Tanımlayıcı bir çalışma, eksiksiz, yeterince ayrıntılı bir programa göre ve metodik olarak test edilmiş araçlar temelinde gerçekleştirilir. Metodolojik ve metodik donanımı, incelenen problemle bağlantılı olarak önemli olarak tanımlanan özelliklere göre öğeleri gruplandırmayı ve sınıflandırmayı mümkün kılar.
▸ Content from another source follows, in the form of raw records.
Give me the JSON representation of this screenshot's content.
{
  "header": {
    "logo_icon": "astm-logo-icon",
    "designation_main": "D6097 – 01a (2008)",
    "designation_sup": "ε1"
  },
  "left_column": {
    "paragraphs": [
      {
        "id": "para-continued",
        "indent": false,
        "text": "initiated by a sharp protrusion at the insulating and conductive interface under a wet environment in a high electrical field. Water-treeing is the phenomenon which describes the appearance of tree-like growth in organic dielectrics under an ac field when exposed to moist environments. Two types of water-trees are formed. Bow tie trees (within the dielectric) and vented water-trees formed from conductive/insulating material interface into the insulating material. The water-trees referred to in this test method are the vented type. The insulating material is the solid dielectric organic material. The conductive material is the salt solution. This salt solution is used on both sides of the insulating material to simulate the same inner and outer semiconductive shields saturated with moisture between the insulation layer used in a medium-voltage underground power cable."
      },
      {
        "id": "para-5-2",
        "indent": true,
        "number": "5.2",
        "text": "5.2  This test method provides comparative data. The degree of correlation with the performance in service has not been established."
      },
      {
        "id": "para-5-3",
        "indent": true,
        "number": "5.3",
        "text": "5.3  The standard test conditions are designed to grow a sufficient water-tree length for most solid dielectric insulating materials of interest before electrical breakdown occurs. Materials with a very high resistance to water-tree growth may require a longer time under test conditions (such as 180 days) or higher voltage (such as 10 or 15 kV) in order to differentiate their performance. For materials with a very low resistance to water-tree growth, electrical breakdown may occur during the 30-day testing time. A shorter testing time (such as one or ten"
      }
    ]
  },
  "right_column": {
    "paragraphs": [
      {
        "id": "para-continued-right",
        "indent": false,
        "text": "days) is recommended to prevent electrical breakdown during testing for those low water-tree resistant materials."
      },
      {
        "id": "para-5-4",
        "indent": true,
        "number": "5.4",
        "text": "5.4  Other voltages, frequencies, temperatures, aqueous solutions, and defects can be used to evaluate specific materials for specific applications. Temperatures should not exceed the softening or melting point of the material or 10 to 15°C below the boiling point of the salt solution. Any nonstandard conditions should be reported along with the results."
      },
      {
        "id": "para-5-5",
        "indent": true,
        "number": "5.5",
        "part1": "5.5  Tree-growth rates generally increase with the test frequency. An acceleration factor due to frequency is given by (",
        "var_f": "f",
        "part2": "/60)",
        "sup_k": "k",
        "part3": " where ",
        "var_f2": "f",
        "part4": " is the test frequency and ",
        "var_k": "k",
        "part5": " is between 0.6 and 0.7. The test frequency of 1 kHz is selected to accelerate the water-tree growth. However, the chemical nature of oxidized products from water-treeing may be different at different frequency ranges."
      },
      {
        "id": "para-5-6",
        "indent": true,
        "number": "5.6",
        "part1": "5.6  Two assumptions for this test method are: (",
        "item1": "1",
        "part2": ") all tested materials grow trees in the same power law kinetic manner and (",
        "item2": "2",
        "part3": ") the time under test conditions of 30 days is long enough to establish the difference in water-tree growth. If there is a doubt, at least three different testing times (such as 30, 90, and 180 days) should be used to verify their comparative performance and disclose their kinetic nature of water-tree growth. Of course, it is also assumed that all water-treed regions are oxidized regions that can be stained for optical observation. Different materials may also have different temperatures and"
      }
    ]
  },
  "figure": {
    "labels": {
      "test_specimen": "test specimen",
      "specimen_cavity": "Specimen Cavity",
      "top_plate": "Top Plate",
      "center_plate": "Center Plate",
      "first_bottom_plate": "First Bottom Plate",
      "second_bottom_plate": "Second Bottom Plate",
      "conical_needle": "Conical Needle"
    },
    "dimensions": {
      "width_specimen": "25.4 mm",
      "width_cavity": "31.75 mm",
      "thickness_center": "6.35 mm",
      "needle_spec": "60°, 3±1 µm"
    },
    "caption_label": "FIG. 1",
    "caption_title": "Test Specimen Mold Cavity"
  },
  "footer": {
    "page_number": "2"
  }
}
Tanımlayıcı araştırma, genellikle nesne, farklı özelliklere sahip nispeten büyük bir insan topluluğu olduğunda kullanılır. Bu, farklı meslek ve yaş kategorilerinden, farklı iş deneyimi, eğitim düzeyi, medeni durum vb. kişilerin çalıştığı büyük bir işletmenin ekibi veya bir şehrin, ilçenin, bölgenin, bölgenin nüfusuna sahip olabilir. Bu gibi durumlarda, nesnenin yapısında nispeten homojen grupların tahsisi, araştırmacının ilgilendiği özellikleri dönüşümlü olarak değerlendirmeyi, karşılaştırmayı ve karşılaştırmayı ve ayrıca bunlar arasındaki bağlantıların varlığını veya yokluğunu belirlemeyi mümkün kılar.